Laut Angaben des Finanzministeriums beträgt die Paketabgabe nominal 2 Euro pro Paket. Aufgrund der Besteuerung durch die Umsatzsteuer erhöht sich die Belastung für eine Sendung jedoch über den Nennbetrag hinaus: Rechnet man die Mehrwertsteuer auf die abgabepflichtige Komponente mit, könne die tatsächliche Verteuerung einer Sendung bis zu 2,40 Euro erreichen.

ParameterWert
Wirksamkeit1. Oktober
Umsatzschwelle100 Mio. Euro
Nominale Abgabe2,00 Euro
Maximale Mehrkosten inkl. USt.2,40 Euro

Wer ist betroffen und welche Folgen sind zu erwarten

Betroffen sind ausschließlich Online-Händler, die die genannte Umsatzgrenze in Österreich überschreiten. Damit zielt die Maßnahme auf große Versandplattformen und -händler. Für Endkunden bedeutet das aber in der Praxis eine höhere Rechnungssumme beim Onlinekauf: Auch wenn die Abgabe formell beim Händler anfällt, dürften Teile dieser Mehrkosten auf Konsumentinnen und Konsumenten überwälzt werden.

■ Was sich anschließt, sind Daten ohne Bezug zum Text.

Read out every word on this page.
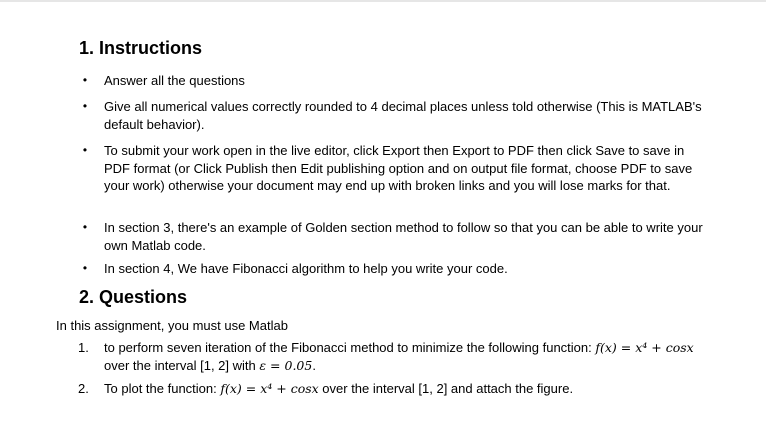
1. Instructions
•	Answer all the questions
•	Give all numerical values correctly rounded to 4 decimal places unless told otherwise (This is MATLAB's default behavior).
•	To submit your work open in the live editor, click Export then Export to PDF then click Save to save in PDF format (or Click Publish then Edit publishing option and on output file format, choose PDF to save your work) otherwise your document may end up with broken links and you will lose marks for that.
•	In section 3, there's an example of Golden section method to follow so that you can be able to write your own Matlab code.
•	In section 4, We have Fibonacci algorithm to help you write your code.
2. Questions
In this assignment, you must use Matlab
1. to perform seven iteration of the Fibonacci method to minimize the following function: f(x) = x⁴ + cosx over the interval [1, 2] with ε = 0.05.
2. To plot the function: f(x) = x⁴ + cosx over the interval [1, 2] and attach the figure.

  • Auswirkungen für Käufer: höhere Versandkosten oder Preisanpassungen bei Online-Bestellungen.
  • Auswirkungen für Händler: zusätzliche Verwaltungskosten und möglicherweise geänderte Preiskalkulationen.
  • Wettbewerbseffekte: kleinere Händler unterhalb der Schwelle bleiben unbetroffen, große Plattformen tragen die neue Abgabe oder geben sie weiter.

Kontext und Bedeutung

Die Einführung der Paketabgabe erfolgt vor dem Hintergrund steigender Paketmengen im Online-Handel und politischer Bemühungen, die Kosten der Logistikfairer zu verteilen. Entscheidend bleibt, in welchem Umfang Händler die zusätzliche Belastung in Verkaufspreise integrieren oder als separate Versandkosten ausweisen. Für Verbraucherinnen und Verbraucher wird die Neuerung spätestens ab Herbst bei der Abrechnung von Online-Bestellungen spürbar.

Ausblick

Ob und wie stark die Paketabgabe die Preise im Online-Handel tatsächlich erhöht, hängt von der Preispolitik der betroffenen Unternehmen ab. Die gesetzliche Regelung ist klar datiert und in ihrer Basisform beschrieben; wie die Marktteilnehmer die Mehrkosten handhaben, dürfte in den kommenden Monaten konkret sichtbar werden.